PREP TIME 35 minutes
COOK TIME 30 minutes
TOTAL TIME 1 hour 5 minutes
SERVINGS 10 -12 modaks
INGREDIENTS (1 cup = 250 ml)
for the outer covering or shell:
- 2 cups whole wheat flour (atta)
- ½ teaspoon salt
- 2 teaspoon warm oil
- water to knead the dough
for the inner filling:
- 1.5 cups grated or powdered jaggery
- 1.5 cups fresh grated coconut or unsweetened dessicated coconut
- 1 or 2 tablespoon roasted sesame seeds
- 1 or 1.5 teaspoon cardamom powderor crushed cardamom
- 1 or 2 pinch grated nutmeg (jaayaphal or जायफल) - optional
- ½ or ¾ cup water
HOW TO MAKE RECIPE
preparing the covering
- with the ingredients mentioned for the outer covering, make a smooth dough.
- cover and keep the dough aside for 20-30 minutes.
preparing the filling:
- mix all the filling ingredients.
- cook and stir on a low or medium flame till the mixture is dry and cooked.
- keep aside to cool.
preparing & shaping the modaks:
- take a small ball from the dough.
- roll thinly in to a circle of about 3-4 inches diameter.
- gently take this circle on your palm.
- now add the filling in the center.
- pinch the edges one by one.
- bring together all the pinched folds in the center.
- shallow or deep fry the modaks in medium hot oil till golden browned.
- drain on kitchen tissues.
RECIPE NOTES
1. instead of whole wheat flour, you can also use all purpose flour or maida or half-half of both.
2. make sure you seal the modak well. any small opening will lead to the filling being drained in the oil while frying.

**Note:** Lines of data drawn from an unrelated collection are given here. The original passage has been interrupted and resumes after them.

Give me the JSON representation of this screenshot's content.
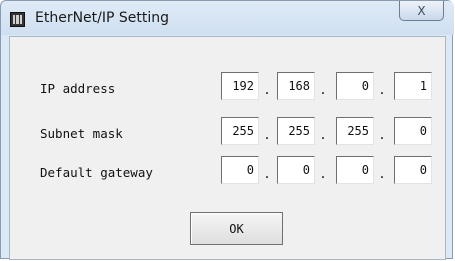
{
  "window": {
    "title": "EtherNet/IP Setting",
    "close_label": "X"
  },
  "fields": [
    {
      "label": "IP address",
      "octets": [
        "192",
        "168",
        "0",
        "1"
      ]
    },
    {
      "label": "Subnet mask",
      "octets": [
        "255",
        "255",
        "255",
        "0"
      ]
    },
    {
      "label": "Default gateway",
      "octets": [
        "0",
        "0",
        "0",
        "0"
      ]
    }
  ],
  "separator": ".",
  "ok_label": "OK"
}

3. If you want to bake modak then brush the modak with some oil or ghee. bake in a pre heated oven at 180 degree celsius. bake till the modak crust becomes golden and crisp.
2. make sure you seal the modak well. any small opening will lead to the filling being drained in the oil while frying.
3. If you want to bake modak then brush the modak with some oil or ghee. bake in a pre heated oven at 180 degree celsius. bake till the modak crust becomes golden and crisp.
step by step fried modak recipe:
1: seive the flour with salt and add warm oil to the seived flour.
2: add water and knead to a smooth but firm dough.
3: once the dough is kneaded, keep it covered for 20-30 minutes.
4: take fresh or dessicated coconut, jaggery, roasted sesame seeds, cardamom & nutmeg powder in a kadai or pan.
5: mix them all.
6: add water.
7: cook the whole mixture on a low or medium flame.
8: stir for some 8-10 minutes till the jaggery melts, the water dries up and mixture is cooked & dry. keep the mixture aside to cool.
9: take a small sized ball of the dough.
10: with a rolling pin gently make a thin round dusting the surface or the dough ball with some dry flour.
11: take the rolled dough circle on your palm add the some spoonfuls of the filling in the center of the thin round.
12: this is an optional step – with a brush or with your finger tip, apply water on the circular edge. keep a small bowl of water on your work surface.
13: now start pinching the edges one by one. this comes from practice. so the more you make modaks, the more efficient you will be 🙂
14: bring all the pinched ends together and taper the center.
15: make all modaks this way and keep aside. cover with a cloth so that the dough does not dry out.
16: heat oil and deep fry or shallow fry themodaks on medium temperature.
17: drain the modaks on kitchen paper napkins. makes about 10-12 modaks.